LMC advice letter
Written: 03 September 2025
The LMC has written to all colleagues in relation to the DDRB Award for 2025/26, which has resulted in a further in-year uplift to Global Sum, ARRS allocation and Statement of Financial Entitlements (SFE) reimbursements.
A common public sector pay assumption of 2.8% was written into the 2025/26 GP Contract Agreement, after the Government acceptance of the DDRB Recommendation of 4% there has been a supplemental balancing uplift of 1.2% incorporated into further funding within the GP Contract. This has included a further uplift of £1.55 to Global Sum, bringing the total uplift for the 2025/26 financial year of £10.84 (9.64%). This is backdated to 1st April 2025, and colleagues should see updated payments within their August or September pay runs.
I confirm this uplift covered the “staff pay” and “contractor pay” [which is how partners drawings are categorised within the Global Sum income streams] elements of the Global Sum, comprising 84% of the total. The calculation of these costs between the contract takes into account associated on-costs.
Clearly an additional uplift of 1.2% [4% less the 2.8% assumption] does not meet the continuing cost pressures within General Practice. Indeed, the increase of £18.61 [17.77%] in Global Sum in two years 2024/25 and 2025/26 has been diluted by the continuing inflationary cost pressures within General Practice, particularly staff costs.
Clearly the % uplifts noted above are transferred to practices after the Carr-Hill capitation Formula is applied. This means the uplift practices receive will be affected by demographic (and other contributing metrics) details of their registered list. GPC England recognises the Carr-Hill Formula is no longer appropriate and renegotiating this will be a key part of achieving a new GMS Contract. There is, however, no alternative England-wide contractual option which allows an individualised practice uplift.
There have also been uplifts to the Statement of Financial Entitlements (SFE) reimbursement ceilings for claims relating to, for example, parental and sickness leave. The LMC has contacted ICBs to note that such claims made between now and April 2025 may also need to be uplifted, and practices may hear directly from thier ICBs about this.
GP employers will continue to pay 14.38% of staff pensionable pay to the NHS Business Service Authority with the remaining 6.3% funded centrally; this arrangement should continue for future financial years.
As GP colleagues will be aware, salaried GP colleagues should by default have been employed under the BMA Model Contract, referred in both GMS and [since 2015] PMS Contracts. However, it is open to the employer and/or employee to mutually agree variations in the terms and conditions within this Contract, which should however be “no less favourable”. This phrase is not further defined but is normally taken to suggest that key employment entitlements, such as holidays, CPD entitlement, and parental and other leave arrangements, should not be altered. Another key contractual term is the clause [within the BMA Model Contract] providing for an annual salary uplift linked to each year’s DDRB Award and a date at which the uplift should be applied.
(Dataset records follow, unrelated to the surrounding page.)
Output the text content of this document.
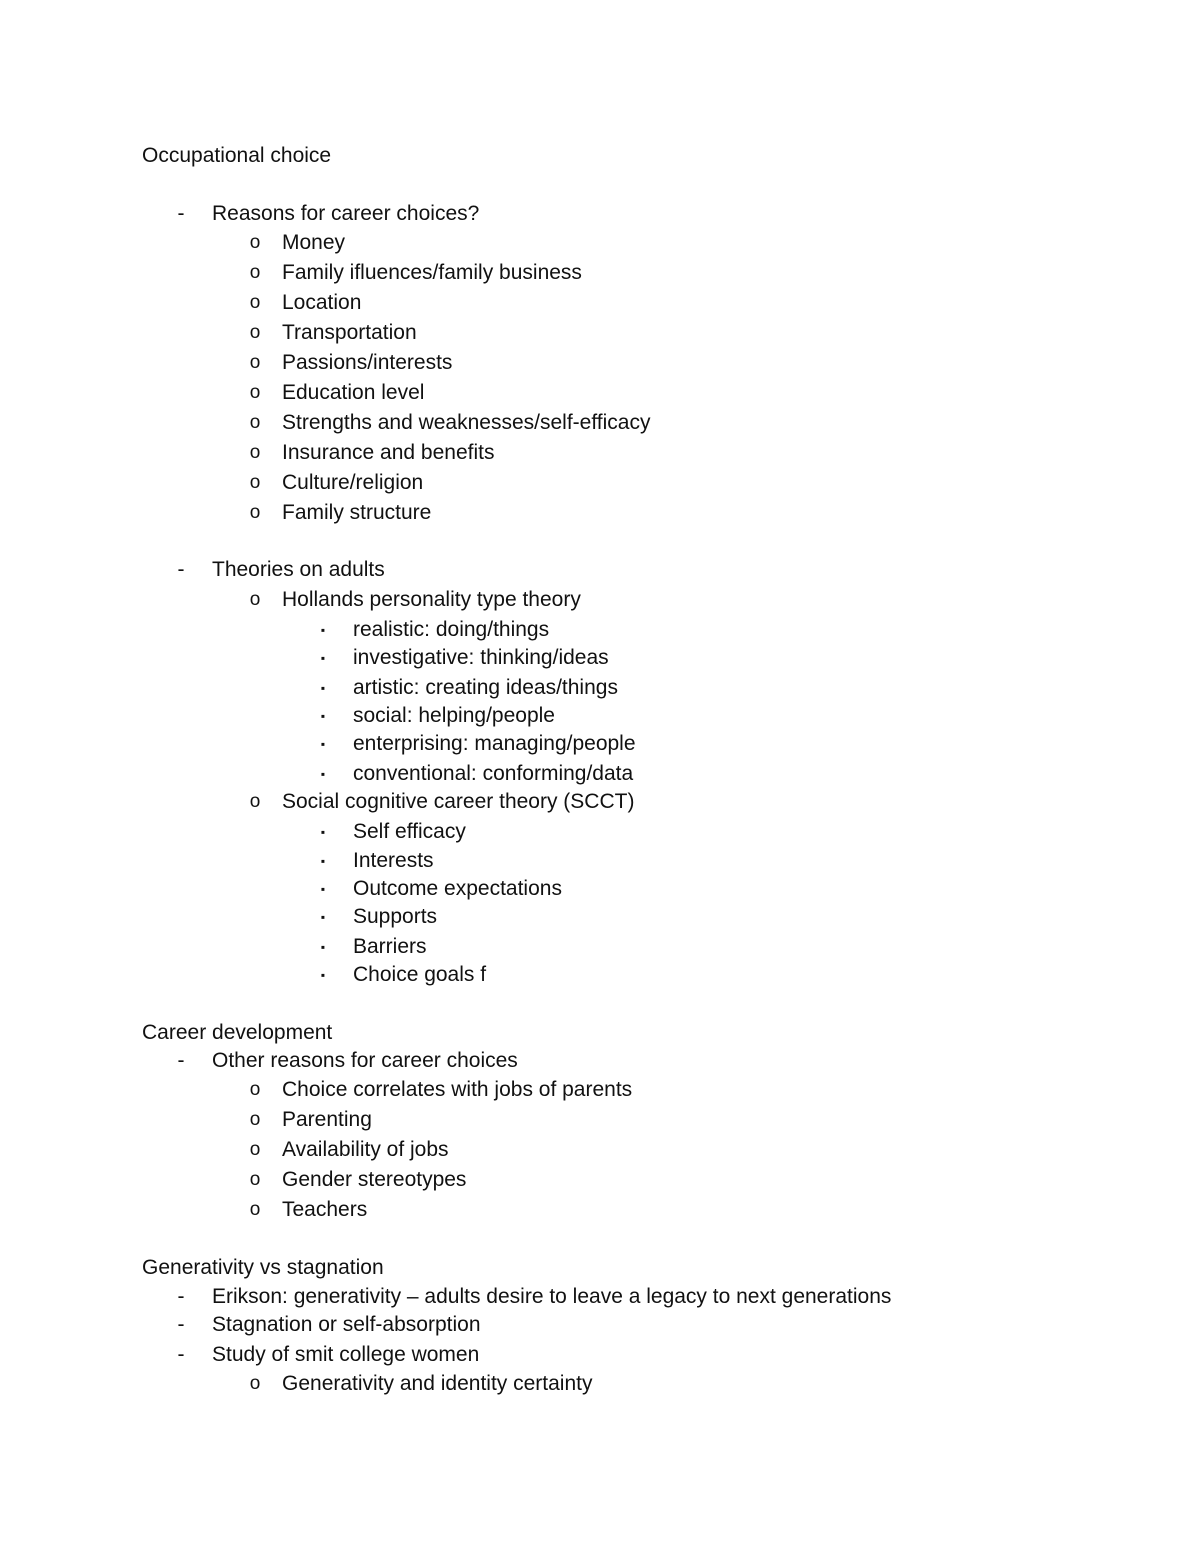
Occupational choice
-	Reasons for career choices?
o	Money
o	Family ifluences/family business
o	Location
o	Transportation
o	Passions/interests
o	Education level
o	Strengths and weaknesses/self-efficacy
o	Insurance and benefits
o	Culture/religion
o	Family structure
-	Theories on adults
o	Hollands personality type theory
▪	realistic: doing/things
▪	investigative: thinking/ideas
▪	artistic: creating ideas/things
▪	social: helping/people
▪	enterprising: managing/people
▪	conventional: conforming/data
o	Social cognitive career theory (SCCT)
▪	Self efficacy
▪	Interests
▪	Outcome expectations
▪	Supports
▪	Barriers
▪	Choice goals f
Career development
-	Other reasons for career choices
o	Choice correlates with jobs of parents
o	Parenting
o	Availability of jobs
o	Gender stereotypes
o	Teachers
Generativity vs stagnation
-	Erikson: generativity – adults desire to leave a legacy to next generations
-	Stagnation or self-absorption
-	Study of smit college women
o	Generativity and identity certainty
If no such date is stated, the default uplift date should be taken as 1st April each financial year. GP employers should apply a salary uplift as specified within the salaried GPs employment contract, which, in the case of the BMA Model Contract, will be a 4% uplift for 2025/26. If different salary arrangements are specified, these should be followed.
Some practices may have decided to award an interim pay uplift from April 2025 in anticipation of a final agreement and should take this into account when considering any further uplift.
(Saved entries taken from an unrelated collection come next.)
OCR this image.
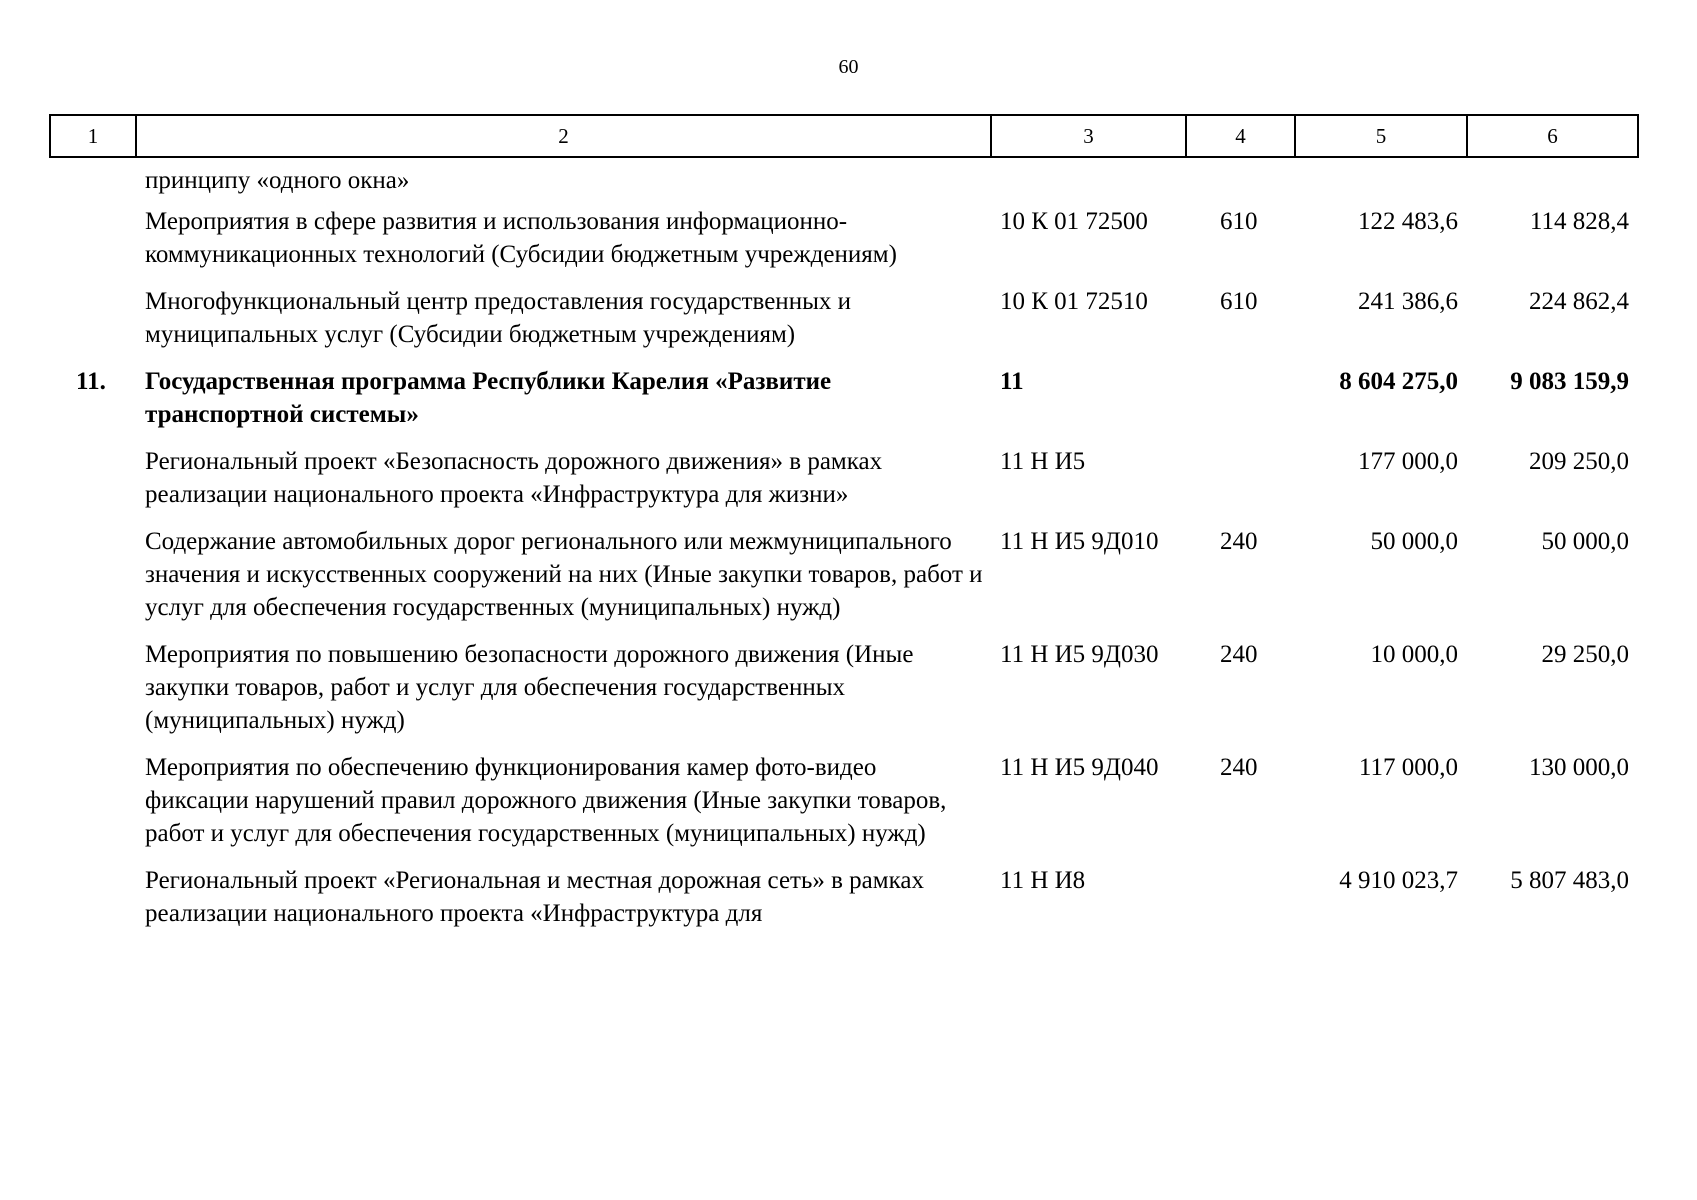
60
1	2	3	4	5	6
	принципу «одного окна»				
	Мероприятия в сфере развития и использования информационно-коммуникационных технологий (Субсидии бюджетным учреждениям)	10 К 01 72500	610	122 483,6	114 828,4
	Многофункциональный центр предоставления государственных и муниципальных услуг (Субсидии бюджетным учреждениям)	10 К 01 72510	610	241 386,6	224 862,4
11.	Государственная программа Республики Карелия «Развитие транспортной системы»	11		8 604 275,0	9 083 159,9
	Региональный проект «Безопасность дорожного движения» в рамках реализации национального проекта «Инфраструктура для жизни»	11 Н И5		177 000,0	209 250,0
	Содержание автомобильных дорог регионального или межмуниципального значения и искусственных сооружений на них (Иные закупки товаров, работ и услуг для обеспечения государственных (муниципальных) нужд)	11 Н И5 9Д010	240	50 000,0	50 000,0
	Мероприятия по повышению безопасности дорожного движения (Иные закупки товаров, работ и услуг для обеспечения государственных (муниципальных) нужд)	11 Н И5 9Д030	240	10 000,0	29 250,0
	Мероприятия по обеспечению функционирования камер фото-видео фиксации нарушений правил дорожного движения (Иные закупки товаров, работ и услуг для обеспечения государственных (муниципальных) нужд)	11 Н И5 9Д040	240	117 000,0	130 000,0
	Региональный проект «Региональная и местная дорожная сеть» в рамках реализации национального проекта «Инфраструктура для	11 Н И8		4 910 023,7	5 807 483,0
In terms of other salaried employees, very few are likely to be on a national pay scale. It is a matter for partnerships to decide on salary uplifts / more general reward arrangements. However, it is recognised that many practice staff will see the agreed DDRB Award as a benchmark, GPC England has been in touch with, for example, the RCN to ensure partner organisations are aware of the reality of GP funding arrangements, and that, for the reasons noted above, the headline % uplift may not translate into the % uplift each individual practice receives.
I hope this update is helpful, if colleagues have any queries, please contact the LMC.